The volume of public relations mergers and acquisitions has not been slowed by the recession, based on numbers for the first half of 2001, but less revenue is changing hands as agencies apparently focus on smaller deals that meet specific strategic needs.

Three other interesting trends emerged in the second quarter, according to an analysis of M&A activity in the public relations industry conducted by The Holmes Report. The first was the acquisition by PR firms of non-traditional firms, including corporate branding and management consulting specialists; the second was the emergence of smaller firms as potential buyers; and the third was the increasing number of overseas deals.

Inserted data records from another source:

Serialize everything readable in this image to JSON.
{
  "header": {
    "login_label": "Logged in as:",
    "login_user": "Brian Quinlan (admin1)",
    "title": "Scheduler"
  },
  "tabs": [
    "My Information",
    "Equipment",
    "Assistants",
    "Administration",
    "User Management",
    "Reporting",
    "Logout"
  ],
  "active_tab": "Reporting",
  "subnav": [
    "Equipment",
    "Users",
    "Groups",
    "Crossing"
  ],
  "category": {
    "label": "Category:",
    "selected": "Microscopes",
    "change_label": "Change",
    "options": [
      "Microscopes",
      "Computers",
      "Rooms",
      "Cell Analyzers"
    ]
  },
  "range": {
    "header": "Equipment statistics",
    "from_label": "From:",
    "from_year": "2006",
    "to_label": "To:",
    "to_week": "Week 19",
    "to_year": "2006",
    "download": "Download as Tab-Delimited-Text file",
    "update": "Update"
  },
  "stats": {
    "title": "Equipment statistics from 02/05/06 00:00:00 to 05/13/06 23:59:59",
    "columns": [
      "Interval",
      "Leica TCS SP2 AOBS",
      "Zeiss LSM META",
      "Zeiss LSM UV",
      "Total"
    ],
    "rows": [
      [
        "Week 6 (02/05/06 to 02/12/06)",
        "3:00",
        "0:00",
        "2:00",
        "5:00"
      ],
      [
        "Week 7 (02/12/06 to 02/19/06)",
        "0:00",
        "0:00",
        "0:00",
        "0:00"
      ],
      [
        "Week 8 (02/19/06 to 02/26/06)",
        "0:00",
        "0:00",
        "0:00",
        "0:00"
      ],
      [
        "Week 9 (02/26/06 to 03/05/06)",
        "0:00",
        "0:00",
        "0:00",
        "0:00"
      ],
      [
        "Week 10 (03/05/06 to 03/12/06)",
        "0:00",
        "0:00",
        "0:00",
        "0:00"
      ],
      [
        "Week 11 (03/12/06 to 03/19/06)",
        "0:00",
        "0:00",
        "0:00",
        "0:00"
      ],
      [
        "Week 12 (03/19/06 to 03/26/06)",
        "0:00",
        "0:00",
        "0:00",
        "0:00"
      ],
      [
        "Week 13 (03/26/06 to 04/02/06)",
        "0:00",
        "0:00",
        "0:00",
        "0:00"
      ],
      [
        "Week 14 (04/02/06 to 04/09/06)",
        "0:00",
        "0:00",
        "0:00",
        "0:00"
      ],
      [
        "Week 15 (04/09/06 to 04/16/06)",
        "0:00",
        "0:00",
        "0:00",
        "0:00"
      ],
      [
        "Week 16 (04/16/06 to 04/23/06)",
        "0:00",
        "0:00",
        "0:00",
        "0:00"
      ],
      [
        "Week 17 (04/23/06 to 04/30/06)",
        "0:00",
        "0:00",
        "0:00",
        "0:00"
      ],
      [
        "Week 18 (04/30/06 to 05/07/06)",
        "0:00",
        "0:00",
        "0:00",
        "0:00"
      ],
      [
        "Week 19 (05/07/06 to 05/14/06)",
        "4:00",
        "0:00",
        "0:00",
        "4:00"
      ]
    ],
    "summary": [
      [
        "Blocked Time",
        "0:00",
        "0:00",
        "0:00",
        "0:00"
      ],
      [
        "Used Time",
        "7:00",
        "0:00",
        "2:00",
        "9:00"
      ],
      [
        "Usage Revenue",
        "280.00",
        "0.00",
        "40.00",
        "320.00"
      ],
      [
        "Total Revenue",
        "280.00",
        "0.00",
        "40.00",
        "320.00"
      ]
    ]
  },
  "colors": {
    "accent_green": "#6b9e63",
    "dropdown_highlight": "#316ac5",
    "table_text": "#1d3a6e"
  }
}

There were four important “non-traditional” acquisitions in the second quarter. First, Omnicom’s Ketchum acquired Stromberg Consulting, a New York management consulting firm specializing in change management issues; then Interpublic’s Golin/Harris International acquired London-based corporate branding consultancy Springpoint; then the Magnet Communications unit of Havas bought Christopher Johnson Associates, a corporate identity boutique; and finally Edelman Public Relations Worldwide added management consultancy First&42nd at the same time it appointed its founder, Alison Canning, to head its international operations.

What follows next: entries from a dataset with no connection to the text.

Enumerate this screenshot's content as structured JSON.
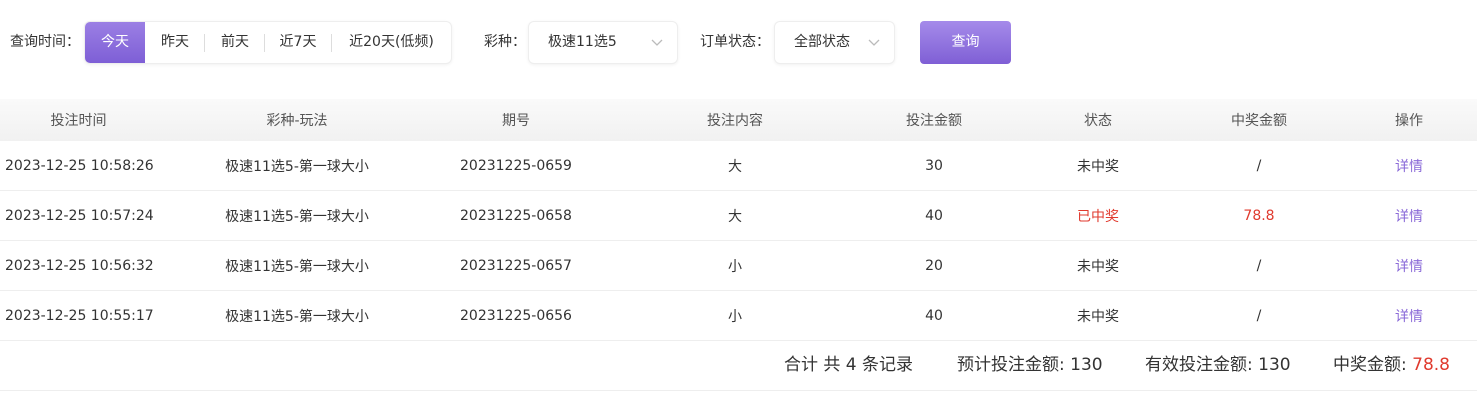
{
  "filters": {
    "time_label": "查询时间：",
    "time_options": [
      "今天",
      "昨天",
      "前天",
      "近7天",
      "近20天(低频)"
    ],
    "active_time": "今天",
    "lottery_label": "彩种：",
    "lottery_value": "极速11选5",
    "status_label": "订单状态：",
    "status_value": "全部状态",
    "query_button": "查询"
  },
  "table": {
    "columns": [
      "投注时间",
      "彩种-玩法",
      "期号",
      "投注内容",
      "投注金额",
      "状态",
      "中奖金额",
      "操作"
    ],
    "rows": [
      {
        "time": "2023-12-25 10:58:26",
        "game": "极速11选5-第一球大小",
        "issue": "20231225-0659",
        "content": "大",
        "amount": "30",
        "status": "未中奖",
        "win_amount": "/",
        "action": "详情"
      },
      {
        "time": "2023-12-25 10:57:24",
        "game": "极速11选5-第一球大小",
        "issue": "20231225-0658",
        "content": "大",
        "amount": "40",
        "status": "已中奖",
        "win_amount": "78.8",
        "action": "详情"
      },
      {
        "time": "2023-12-25 10:56:32",
        "game": "极速11选5-第一球大小",
        "issue": "20231225-0657",
        "content": "小",
        "amount": "20",
        "status": "未中奖",
        "win_amount": "/",
        "action": "详情"
      },
      {
        "time": "2023-12-25 10:55:17",
        "game": "极速11选5-第一球大小",
        "issue": "20231225-0656",
        "content": "小",
        "amount": "40",
        "status": "未中奖",
        "win_amount": "/",
        "action": "详情"
      }
    ]
  },
  "summary": {
    "total_text": "合计 共 4 条记录",
    "expected_label": "预计投注金额: ",
    "expected_value": "130",
    "effective_label": "有效投注金额: ",
    "effective_value": "130",
    "win_label": "中奖金额: ",
    "win_value": "78.8"
  },
  "colors": {
    "accent": "#8a6ad8",
    "win_red": "#e03a2e",
    "text": "#333333"
  }
}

While the acquisition charts continue to be dominated by the giant holding companies—Omnicom agencies made five of the 21 deals in the second quarter, WPP and its agencies made six—smaller firms appear to be taking advantage of the downturn in the market to make strategic acquisitions. New York’s G.S. Schwartz & Company and Knoxville’s Ackermann Public Relations both made their first acquisitions in the second quarter, after Boston’s Clarke & Company hit the acquisition trail for the first time in March.

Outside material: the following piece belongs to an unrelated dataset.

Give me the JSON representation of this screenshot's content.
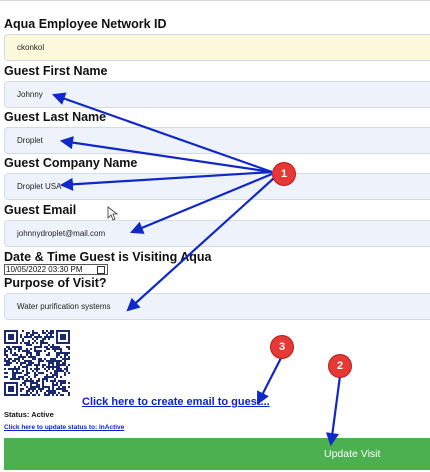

As for the overseas activity, it included several of the deals listed above as well as acquisitions in Korea by Brodeur Worldwide and Fleishman-Hillard; a trio of purchases in Australia by Ogilvy Public Relations Worldwide; an additional Australian acquisition by Fleishman-Hillard; and Edelman’s purchase of an agency in Brazil.

But the majority of the deals were for agencies with less than $2 million in fees. The biggest acquisitions included WPP Group’s purchase of U.K. investor relations and mergers and acquisitions specialist Finsbury, with revenues of about $13 million; Cohn & Wolfe’s acquisition of Texas technology specilist Springbok, with fees of around $10 million, and Ketchum’s addition of Corporate Technology Communications of Chicago, with fees of around $9 million.

The analysis does not include Interpublic’s acquisition of True North and its public relations subsidiary BSMG Worldwide, since it focuses on deals made primarily for public relations targets. Nor does it include deals that do not involve U.S.-based agencies, such as the acquisitions made by Lord Chadlington’s Huntsworth Group in the U.K.